"You can see what attracted Lincoln to the part. John is the anti-Grimes. We meet him (once the obligatory opening scene of the character covered in blood and running through some woods is over and we've flashed back to Two months earlier) fleeing the sight of a man in the playground beating up a woman, so panic-stricken that he leaves one of his two children there and has to go back for her."

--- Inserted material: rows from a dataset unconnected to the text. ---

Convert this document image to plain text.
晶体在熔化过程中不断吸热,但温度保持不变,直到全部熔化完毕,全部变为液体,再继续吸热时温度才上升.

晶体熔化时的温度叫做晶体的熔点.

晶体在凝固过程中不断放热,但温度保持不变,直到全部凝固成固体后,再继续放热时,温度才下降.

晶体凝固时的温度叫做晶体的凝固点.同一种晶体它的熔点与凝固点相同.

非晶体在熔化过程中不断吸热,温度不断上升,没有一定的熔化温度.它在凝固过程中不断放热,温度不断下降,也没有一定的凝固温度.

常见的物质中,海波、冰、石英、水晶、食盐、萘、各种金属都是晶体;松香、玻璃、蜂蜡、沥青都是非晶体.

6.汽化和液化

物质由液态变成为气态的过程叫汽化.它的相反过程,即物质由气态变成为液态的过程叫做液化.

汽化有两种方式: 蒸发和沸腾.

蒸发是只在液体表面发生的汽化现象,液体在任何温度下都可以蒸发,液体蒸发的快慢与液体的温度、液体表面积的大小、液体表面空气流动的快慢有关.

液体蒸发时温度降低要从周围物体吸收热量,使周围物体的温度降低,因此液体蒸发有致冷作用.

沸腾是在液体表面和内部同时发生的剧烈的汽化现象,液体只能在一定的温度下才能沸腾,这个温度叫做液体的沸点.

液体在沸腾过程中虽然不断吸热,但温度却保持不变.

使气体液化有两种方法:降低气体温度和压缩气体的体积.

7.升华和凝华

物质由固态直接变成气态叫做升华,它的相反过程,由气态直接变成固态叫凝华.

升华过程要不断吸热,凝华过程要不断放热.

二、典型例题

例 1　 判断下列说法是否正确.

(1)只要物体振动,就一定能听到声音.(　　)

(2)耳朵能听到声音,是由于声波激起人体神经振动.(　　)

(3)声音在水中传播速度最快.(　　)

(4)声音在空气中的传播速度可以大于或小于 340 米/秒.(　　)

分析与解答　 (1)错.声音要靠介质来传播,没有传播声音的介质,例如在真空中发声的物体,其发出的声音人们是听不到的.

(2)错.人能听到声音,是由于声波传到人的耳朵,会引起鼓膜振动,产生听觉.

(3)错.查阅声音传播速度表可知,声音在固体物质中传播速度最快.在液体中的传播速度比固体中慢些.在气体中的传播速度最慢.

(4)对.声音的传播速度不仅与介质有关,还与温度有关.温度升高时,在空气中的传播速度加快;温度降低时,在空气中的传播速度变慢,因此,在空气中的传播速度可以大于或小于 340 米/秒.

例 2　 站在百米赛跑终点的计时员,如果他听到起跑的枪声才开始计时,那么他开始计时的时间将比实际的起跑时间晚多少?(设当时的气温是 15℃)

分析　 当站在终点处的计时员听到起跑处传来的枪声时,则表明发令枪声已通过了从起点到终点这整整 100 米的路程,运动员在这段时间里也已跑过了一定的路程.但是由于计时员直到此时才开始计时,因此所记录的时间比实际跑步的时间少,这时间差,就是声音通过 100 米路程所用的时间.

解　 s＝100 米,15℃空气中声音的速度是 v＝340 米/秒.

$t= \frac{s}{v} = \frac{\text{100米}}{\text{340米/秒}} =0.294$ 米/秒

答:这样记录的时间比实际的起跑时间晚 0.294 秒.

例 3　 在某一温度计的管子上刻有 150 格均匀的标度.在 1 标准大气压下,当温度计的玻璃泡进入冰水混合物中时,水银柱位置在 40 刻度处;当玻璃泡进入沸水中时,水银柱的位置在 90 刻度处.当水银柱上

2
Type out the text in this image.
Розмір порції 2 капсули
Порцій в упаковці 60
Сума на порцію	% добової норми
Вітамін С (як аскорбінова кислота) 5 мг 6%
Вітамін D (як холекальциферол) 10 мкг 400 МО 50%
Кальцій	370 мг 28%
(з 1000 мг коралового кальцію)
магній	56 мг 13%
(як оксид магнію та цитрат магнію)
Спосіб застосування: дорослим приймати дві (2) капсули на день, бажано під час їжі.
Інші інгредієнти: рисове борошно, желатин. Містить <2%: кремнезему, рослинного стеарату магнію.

"The family then moves to Scotland for a fresh start, although his high-flyer wife, Fiona (Indira Varma), seems far too intelligent for us to believe that she would countenance this as the answer to his post-playground PTSD and/or be married to a berk. For a berk John is. A supposedly willing househusband, he is bad with the kids and fails to keep on top of domestic matters, dumping them all back on Fiona the minute she walks in the door after work."
"He also can't manage sex with her, though he's OK when left to his own devices in the shower. I don't know who to write to in order to beg for a different way of announcing that a show is going to deal with the crisis in modern masculinity, but there has to be someone. Or at least a helpline I can call."
Andrew Lincoln spent 15 years playing Rick Grimes and now appears on stage in The Lady from the Sea and in the thriller Coldwater. In Coldwater he plays John, an anti-Grimes figure introduced in a bloodied opening before flashing back two months earlier to a panic in a playground where he momentarily abandons a child. The family relocates to Scotland for a fresh start, but Fiona, a high-flying wife, seems unlikely to accept such a move as therapy. John functions as a failing househusband: poor with children, neglectful of domestic duties and sexually distant, though privately masturbatory in the shower. Petty marital grievances are interwoven with practical realities to keep the storyline engaging despite familiar themes about modern masculinity.